Es spricht natürlich der pure Neid aus mir, weil ich zu den 90% Prozent der Frauen gehöre, die schon vor der Schwangerschaft gesegnet waren mit allerlei Mängeln und Überflüssigem. Ich bemühe mich auch immer wieder redlich, meinen Körper mit einem netteren Blick zu sehen, nur – es will mir irgendwie nicht gelingen.
Doch freut es mich außerordentlich für die Autorin, dass sie es offenbar geschafft hat. Zum Glück hat sie einen Freund, der ihr in ihrem Elend bescheinigt, sehr wohl aufregend zu sein, sogar aufregender als früher, weil sie jetzt ihren tollen Arsch in Jeans trägt und weil es so unglaublich sexy ist, wenn sie in roten Clogs im Sandkasten sitzt und Kekse isst und sich dabei ihre Frisur auflöst. Und er liebe es, wenn sie streng sei. Aha!
Nach der Lektüre bin ich nun noch komplexbeladener als vorher und wünsche mir nicht nur den Hintern und die selbstauflösende Frisur der Schreiberin, sondern ihren kompliment-begabten Mann gleich mit. Außerdem wünsche ich mir für den nächsten Artikel dieser Art eine Autorin, die in Bezug auf die hier behandelten Probleme etwas authentischer ist.

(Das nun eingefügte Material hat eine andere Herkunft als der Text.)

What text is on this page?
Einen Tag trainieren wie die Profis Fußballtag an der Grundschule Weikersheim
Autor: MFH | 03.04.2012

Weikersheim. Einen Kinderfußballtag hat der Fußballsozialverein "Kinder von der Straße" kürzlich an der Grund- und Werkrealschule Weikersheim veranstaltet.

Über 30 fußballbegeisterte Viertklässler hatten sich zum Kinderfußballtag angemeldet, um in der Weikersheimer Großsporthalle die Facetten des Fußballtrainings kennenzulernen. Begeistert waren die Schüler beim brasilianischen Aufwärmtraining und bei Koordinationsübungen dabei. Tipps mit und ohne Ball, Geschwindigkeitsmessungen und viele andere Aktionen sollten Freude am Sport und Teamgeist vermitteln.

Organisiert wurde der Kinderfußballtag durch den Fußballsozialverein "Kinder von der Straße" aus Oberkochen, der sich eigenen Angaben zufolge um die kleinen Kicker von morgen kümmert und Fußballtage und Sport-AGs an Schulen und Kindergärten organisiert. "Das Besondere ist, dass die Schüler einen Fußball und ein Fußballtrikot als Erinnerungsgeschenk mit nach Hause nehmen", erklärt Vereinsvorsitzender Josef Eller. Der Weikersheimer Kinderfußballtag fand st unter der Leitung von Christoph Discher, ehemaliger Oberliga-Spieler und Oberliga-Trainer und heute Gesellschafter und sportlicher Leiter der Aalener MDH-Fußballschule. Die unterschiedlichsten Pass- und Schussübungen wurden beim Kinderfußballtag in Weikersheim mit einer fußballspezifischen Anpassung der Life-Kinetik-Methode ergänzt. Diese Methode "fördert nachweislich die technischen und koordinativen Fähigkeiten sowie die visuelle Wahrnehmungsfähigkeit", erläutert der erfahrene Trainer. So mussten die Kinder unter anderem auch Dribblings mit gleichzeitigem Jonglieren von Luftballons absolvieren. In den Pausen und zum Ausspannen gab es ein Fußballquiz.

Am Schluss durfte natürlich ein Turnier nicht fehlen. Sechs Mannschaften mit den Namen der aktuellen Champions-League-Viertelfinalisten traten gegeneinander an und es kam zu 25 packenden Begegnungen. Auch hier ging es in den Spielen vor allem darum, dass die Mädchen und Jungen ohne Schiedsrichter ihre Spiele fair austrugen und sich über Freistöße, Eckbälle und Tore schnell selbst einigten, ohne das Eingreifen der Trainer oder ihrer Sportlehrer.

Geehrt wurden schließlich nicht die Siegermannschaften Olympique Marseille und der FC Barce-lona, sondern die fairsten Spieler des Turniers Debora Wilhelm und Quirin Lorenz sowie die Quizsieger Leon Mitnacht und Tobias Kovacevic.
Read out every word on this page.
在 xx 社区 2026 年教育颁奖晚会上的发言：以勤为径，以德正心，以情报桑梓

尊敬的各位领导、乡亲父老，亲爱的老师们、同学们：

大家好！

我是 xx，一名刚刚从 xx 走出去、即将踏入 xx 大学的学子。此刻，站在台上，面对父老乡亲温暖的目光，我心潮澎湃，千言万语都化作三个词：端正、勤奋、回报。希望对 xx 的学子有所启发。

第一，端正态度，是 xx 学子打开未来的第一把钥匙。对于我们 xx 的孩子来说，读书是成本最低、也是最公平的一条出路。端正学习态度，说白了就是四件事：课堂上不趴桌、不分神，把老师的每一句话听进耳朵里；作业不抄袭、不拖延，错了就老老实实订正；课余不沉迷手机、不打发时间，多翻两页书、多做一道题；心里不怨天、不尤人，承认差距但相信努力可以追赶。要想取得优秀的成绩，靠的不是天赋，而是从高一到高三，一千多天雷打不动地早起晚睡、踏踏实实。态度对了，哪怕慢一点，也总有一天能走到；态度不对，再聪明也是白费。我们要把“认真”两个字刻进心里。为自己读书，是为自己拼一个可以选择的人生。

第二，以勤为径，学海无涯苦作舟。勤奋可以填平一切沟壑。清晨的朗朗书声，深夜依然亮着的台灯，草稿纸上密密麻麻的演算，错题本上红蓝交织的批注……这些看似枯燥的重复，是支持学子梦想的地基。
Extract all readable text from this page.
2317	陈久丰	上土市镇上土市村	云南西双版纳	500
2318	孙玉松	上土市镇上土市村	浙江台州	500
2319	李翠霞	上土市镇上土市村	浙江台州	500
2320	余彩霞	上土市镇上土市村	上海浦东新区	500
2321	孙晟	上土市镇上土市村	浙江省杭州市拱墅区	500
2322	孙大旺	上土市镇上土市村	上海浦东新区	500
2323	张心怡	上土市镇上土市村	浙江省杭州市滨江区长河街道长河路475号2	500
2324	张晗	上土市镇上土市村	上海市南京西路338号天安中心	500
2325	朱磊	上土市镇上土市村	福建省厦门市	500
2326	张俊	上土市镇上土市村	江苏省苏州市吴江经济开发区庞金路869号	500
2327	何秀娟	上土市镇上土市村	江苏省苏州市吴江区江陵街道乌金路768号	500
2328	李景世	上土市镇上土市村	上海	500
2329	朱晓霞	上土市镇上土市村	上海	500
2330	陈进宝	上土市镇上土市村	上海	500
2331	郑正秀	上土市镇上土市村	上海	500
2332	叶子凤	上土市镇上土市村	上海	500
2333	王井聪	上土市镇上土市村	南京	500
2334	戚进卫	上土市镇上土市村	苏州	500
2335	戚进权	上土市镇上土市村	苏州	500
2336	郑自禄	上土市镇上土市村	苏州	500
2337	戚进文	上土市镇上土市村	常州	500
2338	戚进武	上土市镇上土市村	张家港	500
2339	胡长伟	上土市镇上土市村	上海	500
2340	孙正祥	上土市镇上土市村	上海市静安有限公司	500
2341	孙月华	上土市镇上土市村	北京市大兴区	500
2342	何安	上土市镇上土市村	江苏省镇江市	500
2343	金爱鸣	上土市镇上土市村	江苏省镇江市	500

Zur Nido-Blattkritik: HIER
Also da kann ich ich ja glücklich preisen, dass ich mich schon vor der ersten Schwangerschaft nicht so dolle fand und jetzt nach der zweiten bin ich ich auch nicht schöner geworden. Aber unterm Strich geht es mir da ja deutlich besser wie der Autorin – so muss man das vielleicht sehen.
Hallo Simone!
Erst mal noch alles Gute nachträglich zum Geburtstag. Wir sind heute aus dem Urlaub zurückgekommen, da war ich fast komplett datumsfrei… voll vergessen.
Den von dir genannten Artikel habe ich vor einer halben Stunde auch gelesen (Marike ist Abonnentin, als „Prämie“ gab’s ein superbilliges iPod-Docking-Radio, lohnt nicht wirklich, klingt müllig, aber Linnea findet es toll, wenn sie die Musik selbst einschaltet).
Lustigerweise habe ich beim Schlussabsatz (mit den Jeans und den Keksen und der auflösenden Frisur) aus Sicht des Mannes überlegt, welche Reaktion ich wohl auf solche Komplimente erhalten würde. Zu einer endgültigen Antwort bin ich (noch) nicht gekommen.
Ich habe bei Nido manchmal das Gefühl, dass die Artikel an den Themen vorbeigehen. Beim Fliegen mit Kindern gehts im selben Heft nur um die Verwendbarkeit von Kinderautositzen. Dass man für die Kinder was zum Spielen oder Angucken mitnehmen sollte, dafür brauch ich keine Zeitschriftratgebertipps.
Achja: neulich gab’s mal einen Artikel zum Thema „Neue Freunde gewinnen“. Das Titelbild dazu war der Anblick eines FKK-Strandes an einem Baggersee o.ä. – muss wohl ein Redakteur lustig gefunden haben.
Euch einen schönen Restsommer und alles Gute,
viele Grüße aus dem gewittrigen Hamburg
Christoph
danke für den beitrag, mich hat der artikel auch extrem verstört. und zwar nicht nur, dass die autorin nicht merkt, dass sie im gegensatz zu vielen anderen müttern überhaupt nichts zu meckern hat und deshalb völlig ungeeignet für einen artikel zu diesem thema ist. sondern auch und gerade, weil sie sich freiwillig mit einem auto vergleicht.